In Limerick, there have been some notable recent occurrences that have brought attention to various issues within the city. For instance, there have been concerns about the accuracy of the census records. People working in several houses that were not literate cited the reason that they were bad writers and police could provide better information. Consequently, the collector marked them as “unable to write” or “unable to read or write.” This has inadvertently given ammunition to English critics and led to an increase in the number of illiterate individuals in Ireland’s records.
The case of Miss Flynn, a small-pox patient, raised questions about how she could be compensated for expenses incurred during her removal to the hospital. Despite initial objections, a subscription list was started, and a meeting has been called to discuss this issue. Meanwhile, the Christian Brothers’ Schools in the city are collecting donations to support their educational efforts.
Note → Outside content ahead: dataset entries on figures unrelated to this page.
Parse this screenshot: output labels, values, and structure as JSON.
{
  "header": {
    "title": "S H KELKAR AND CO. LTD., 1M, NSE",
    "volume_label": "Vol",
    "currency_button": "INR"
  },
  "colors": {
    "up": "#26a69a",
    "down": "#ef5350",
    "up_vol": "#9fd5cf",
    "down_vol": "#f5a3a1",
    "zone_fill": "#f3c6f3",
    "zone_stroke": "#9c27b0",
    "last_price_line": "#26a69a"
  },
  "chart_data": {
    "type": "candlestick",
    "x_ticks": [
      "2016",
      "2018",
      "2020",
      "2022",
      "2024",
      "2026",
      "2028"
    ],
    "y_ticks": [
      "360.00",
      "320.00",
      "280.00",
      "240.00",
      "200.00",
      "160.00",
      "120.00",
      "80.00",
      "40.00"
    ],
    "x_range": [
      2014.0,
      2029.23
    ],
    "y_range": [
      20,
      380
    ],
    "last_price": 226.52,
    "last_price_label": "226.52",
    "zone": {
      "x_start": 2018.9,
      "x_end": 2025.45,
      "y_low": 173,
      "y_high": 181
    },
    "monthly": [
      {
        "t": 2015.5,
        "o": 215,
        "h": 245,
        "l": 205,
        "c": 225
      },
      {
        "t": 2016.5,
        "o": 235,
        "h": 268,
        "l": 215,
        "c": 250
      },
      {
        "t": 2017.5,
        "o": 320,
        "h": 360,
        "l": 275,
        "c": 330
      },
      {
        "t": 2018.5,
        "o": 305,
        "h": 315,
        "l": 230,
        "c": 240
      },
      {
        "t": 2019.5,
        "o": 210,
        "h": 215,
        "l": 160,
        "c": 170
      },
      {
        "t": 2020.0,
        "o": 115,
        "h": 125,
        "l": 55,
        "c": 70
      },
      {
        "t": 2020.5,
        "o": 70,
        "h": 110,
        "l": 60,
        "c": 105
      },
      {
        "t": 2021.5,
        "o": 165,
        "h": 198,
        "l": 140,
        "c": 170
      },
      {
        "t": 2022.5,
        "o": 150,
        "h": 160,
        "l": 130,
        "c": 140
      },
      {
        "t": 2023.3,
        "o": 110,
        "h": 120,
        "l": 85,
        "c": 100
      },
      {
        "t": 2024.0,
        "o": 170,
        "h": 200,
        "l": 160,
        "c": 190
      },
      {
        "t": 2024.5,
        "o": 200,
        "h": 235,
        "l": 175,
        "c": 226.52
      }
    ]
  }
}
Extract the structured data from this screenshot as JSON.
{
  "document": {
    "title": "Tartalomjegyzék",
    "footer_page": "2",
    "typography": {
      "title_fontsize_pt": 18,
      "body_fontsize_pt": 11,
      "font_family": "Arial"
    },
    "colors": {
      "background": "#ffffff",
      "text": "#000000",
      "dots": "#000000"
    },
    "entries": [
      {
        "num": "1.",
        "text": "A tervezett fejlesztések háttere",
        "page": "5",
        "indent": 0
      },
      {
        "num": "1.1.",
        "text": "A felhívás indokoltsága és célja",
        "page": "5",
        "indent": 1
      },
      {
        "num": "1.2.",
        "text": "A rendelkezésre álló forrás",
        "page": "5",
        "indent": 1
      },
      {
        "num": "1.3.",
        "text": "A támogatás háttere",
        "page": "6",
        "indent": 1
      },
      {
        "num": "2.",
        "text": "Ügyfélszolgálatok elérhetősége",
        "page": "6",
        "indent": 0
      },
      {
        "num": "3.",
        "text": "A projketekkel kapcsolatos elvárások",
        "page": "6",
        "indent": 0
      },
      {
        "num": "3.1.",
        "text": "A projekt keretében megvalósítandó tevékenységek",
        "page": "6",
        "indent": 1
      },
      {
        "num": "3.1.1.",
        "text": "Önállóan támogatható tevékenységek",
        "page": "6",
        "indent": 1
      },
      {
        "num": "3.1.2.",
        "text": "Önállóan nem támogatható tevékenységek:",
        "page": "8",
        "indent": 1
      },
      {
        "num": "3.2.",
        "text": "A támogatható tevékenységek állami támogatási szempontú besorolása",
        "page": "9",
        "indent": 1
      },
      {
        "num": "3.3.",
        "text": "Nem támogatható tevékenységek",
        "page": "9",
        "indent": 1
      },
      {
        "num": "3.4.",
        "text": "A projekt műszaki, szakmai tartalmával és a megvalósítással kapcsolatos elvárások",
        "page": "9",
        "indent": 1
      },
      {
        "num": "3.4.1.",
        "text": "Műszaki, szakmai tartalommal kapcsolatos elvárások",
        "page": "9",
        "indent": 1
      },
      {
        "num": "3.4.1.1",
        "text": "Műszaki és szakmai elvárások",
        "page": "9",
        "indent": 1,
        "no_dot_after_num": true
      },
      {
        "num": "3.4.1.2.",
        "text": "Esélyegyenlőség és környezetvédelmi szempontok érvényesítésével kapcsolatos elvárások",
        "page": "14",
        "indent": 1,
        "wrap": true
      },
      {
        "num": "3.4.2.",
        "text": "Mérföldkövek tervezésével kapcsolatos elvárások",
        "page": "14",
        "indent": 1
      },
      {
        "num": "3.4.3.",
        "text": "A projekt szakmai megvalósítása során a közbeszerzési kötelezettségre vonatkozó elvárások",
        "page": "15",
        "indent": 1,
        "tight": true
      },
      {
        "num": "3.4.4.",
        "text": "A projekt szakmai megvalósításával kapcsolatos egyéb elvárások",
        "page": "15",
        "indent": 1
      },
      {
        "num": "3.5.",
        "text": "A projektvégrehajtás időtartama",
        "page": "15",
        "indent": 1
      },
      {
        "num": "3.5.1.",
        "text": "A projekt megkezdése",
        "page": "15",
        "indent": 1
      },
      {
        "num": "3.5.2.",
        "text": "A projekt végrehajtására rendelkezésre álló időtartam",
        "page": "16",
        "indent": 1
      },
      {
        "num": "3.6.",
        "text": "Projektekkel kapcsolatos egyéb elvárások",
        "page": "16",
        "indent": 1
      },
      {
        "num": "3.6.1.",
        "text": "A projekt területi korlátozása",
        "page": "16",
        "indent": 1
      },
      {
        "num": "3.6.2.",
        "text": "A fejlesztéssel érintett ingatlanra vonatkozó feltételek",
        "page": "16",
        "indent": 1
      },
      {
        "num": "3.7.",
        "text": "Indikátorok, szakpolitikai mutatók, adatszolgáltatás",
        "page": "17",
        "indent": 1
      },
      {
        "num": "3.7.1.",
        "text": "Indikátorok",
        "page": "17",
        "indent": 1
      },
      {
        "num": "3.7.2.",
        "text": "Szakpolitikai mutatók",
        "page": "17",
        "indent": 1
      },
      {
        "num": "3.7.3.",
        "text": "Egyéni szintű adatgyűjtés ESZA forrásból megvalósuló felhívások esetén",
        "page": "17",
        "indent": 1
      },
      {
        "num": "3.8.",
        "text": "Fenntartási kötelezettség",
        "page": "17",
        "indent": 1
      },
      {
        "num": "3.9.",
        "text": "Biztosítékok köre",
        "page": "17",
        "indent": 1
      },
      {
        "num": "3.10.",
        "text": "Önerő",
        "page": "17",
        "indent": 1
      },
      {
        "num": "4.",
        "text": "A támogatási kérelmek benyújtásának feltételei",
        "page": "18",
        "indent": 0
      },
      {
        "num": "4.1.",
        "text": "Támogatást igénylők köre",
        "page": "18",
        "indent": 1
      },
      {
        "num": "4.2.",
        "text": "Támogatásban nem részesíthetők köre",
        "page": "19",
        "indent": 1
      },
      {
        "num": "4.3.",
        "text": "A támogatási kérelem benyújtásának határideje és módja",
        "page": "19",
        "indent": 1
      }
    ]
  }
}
The schools are highly regarded for providing sound, practical training in various subjects and promoting religious principles and genuine national identity.
The April drowning mystery involving an unknown individual remains unsolved, despite a heroic rescue attempt by Mr Mulqueen. In another event, Mr Alfred Bethel has written about his involvement in the construction of Mr Madden’s bicycle boat, detailing the mechanical alterations required for its creation. The Augustinian Church witnessed a solemn Triduum, where Rev. A Knowles, O.S.A., recounted the miraculous translation of the famous picture Our Lady of Counsel to Genazzano.
In the realm of music, Miss Josephine Dillon’s students successfully scored in the examinations under the Associated Board or Royal School of Music and College of Music in London, demonstrating musical prowess in the city. Furthermore, at the weekly meeting of the United Irish League, a resolution was proposed against voter suppression and aims to protect the democratic rights of the citizens.
The County Infirmary committee’s decision to charge sixpence from the patients for their medical use has led to objections among the city’s medical practitioners. The matter awaits further development as the committee’s decisions have faced criticism, especially in regards to their attitudes toward the Corporation.
In a recent presentation, Mr Thomas Y. K. Bourse received a special momento from Mr J. Barry as a token of appreciation before his departure to work on the staff of the Great Southern and Western Railway in Dublin. Lastly, there have been discussions regarding changes in the Gas Committee. A proposal to increase the secretary’s salary has been passed, while a different candidate for a position was appointed without any reason given. These decisions fuel existing debates concerning the allocation of resources and the responsibility of the Corporation to serve the needs of its less fortunate citizens.